Pierre Durand et Hervé Godignon, souvenirs de Bercy

Une mythique ambiance dont se souviennent tous les cavaliers
Crédit : Scoopdyga

Jeudi 12 novembre - 16h18 | Marion Mauger

Pierre Durand et Hervé Godignon, souvenirs de Bercy

La nouvelle est officielle depuis hier, en compétition avec Göteborg et Los Angeles, c’est bien à Paris que se dérouleront les finales Coupe du monde de dressage et de saut d’obstacles, en 2018. L’ancien Palais omnisport de Paris Bercy, devenu l’AccorHotels Arena, avait accueilli cette finale pour la dernière fois en saut d’obstacles en 1987 et en dressage en 1991. Pierre Durand et Hervé Godignon ont accepté de livrer leurs souvenirs à GrandPrix-Replay.  

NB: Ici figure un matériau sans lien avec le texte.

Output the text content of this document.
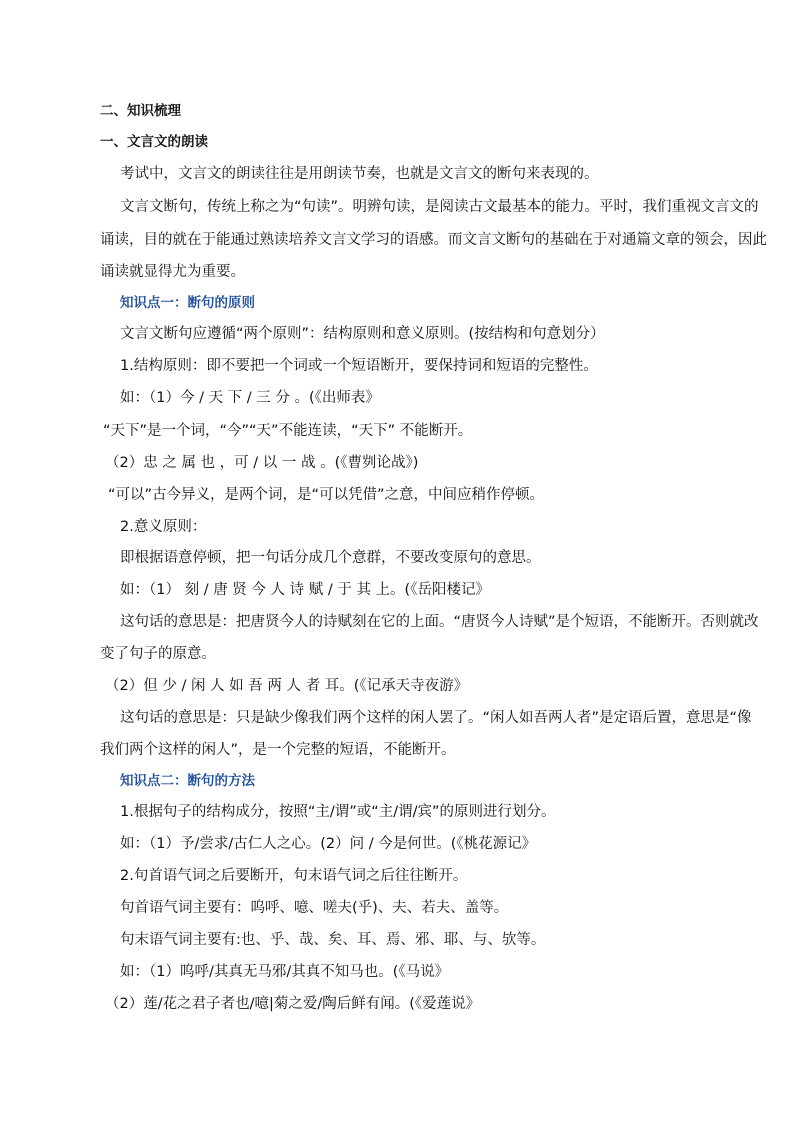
二、知识梳理
一、文言文的朗读
考试中，文言文的朗读往往是用朗读节奏，也就是文言文的断句来表现的。
文言文断句，传统上称之为“句读”。明辨句读，是阅读古文最基本的能力。平时，我们重视文言文的
诵读，目的就在于能通过熟读培养文言文学习的语感。而文言文断句的基础在于对通篇文章的领会，因此
诵读就显得尤为重要。
知识点一：断句的原则
文言文断句应遵循“两个原则”：结构原则和意义原则。(按结构和句意划分）
1.结构原则：即不要把一个词或一个短语断开，要保持词和短语的完整性。
如：（1）今 / 天 下 / 三 分 。(《出师表》
“天下”是一个词，“今”“天”不能连读，“天下” 不能断开。
（2）忠 之 属 也 ，可 / 以 一 战 。(《曹刿论战》)
“可以”古今异义，是两个词，是“可以凭借”之意，中间应稍作停顿。
2.意义原则：
即根据语意停顿，把一句话分成几个意群，不要改变原句的意思。
如：（1） 刻 / 唐 贤 今 人 诗 赋 / 于 其 上。(《岳阳楼记》
这句话的意思是：把唐贤今人的诗赋刻在它的上面。“唐贤今人诗赋”是个短语，不能断开。否则就改
变了句子的原意。
（2）但 少 / 闲 人 如 吾 两 人 者 耳。(《记承天寺夜游》
这句话的意思是：只是缺少像我们两个这样的闲人罢了。“闲人如吾两人者”是定语后置，意思是“像
我们两个这样的闲人”，是一个完整的短语，不能断开。
知识点二：断句的方法
1.根据句子的结构成分，按照“主/谓”或“主/谓/宾”的原则进行划分。
如：（1）予/尝求/古仁人之心。(2）问 / 今是何世。(《桃花源记》
2.句首语气词之后要断开，句末语气词之后往往断开。
句首语气词主要有：呜呼、噫、嗟夫(乎)、夫、若夫、盖等。
句末语气词主要有:也、乎、哉、矣、耳、焉、邪、耶、与、欤等。
如：（1）呜呼/其真无马邪/其真不知马也。(《马说》
（2）莲/花之君子者也/噫|菊之爱/陶后鲜有闻。(《爱莲说》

’’Je ne manquerais cette finale pour rien au monde’’, Pierre Durand

Associé à son fidèle Jappeloup de Luze, Pierre Durand garde un souvenir très fort de ces finales. ’’Je me souviens d’une enceinte à la fois chaleureuse et très impressionnante. La piste était en cuvette, et les gradins tellement à la verticale que lorsque nous rentrions en piste,  nous avions l’impression d’être totalement écrasé par le public. Jappeloup avait une nouvelle fois été fantastique et j’ai vécu sur cette piste le barrage le plus mémorable de ma carrière. Je ne me rappelle plus sur quelle épreuve c’était exactement mais je me suis retrouvé face à John Whitaker et Milton en seconde manche. Ils avaient gagné, mais j’ai fait des choses incroyables ce jour-là. Même en entrant en piste, je ne pensais pas pouvoir faire un barrage aussi dingue de ma vie. Je trouve cela vraiment formidable que les finales reviennent à Bercy. J’ai même appelé Sylvie Robert pour la féliciter ce matin ! Si je suis encore de ce monde en 2018, je ne manquerais ces finales pour rien au monde !’’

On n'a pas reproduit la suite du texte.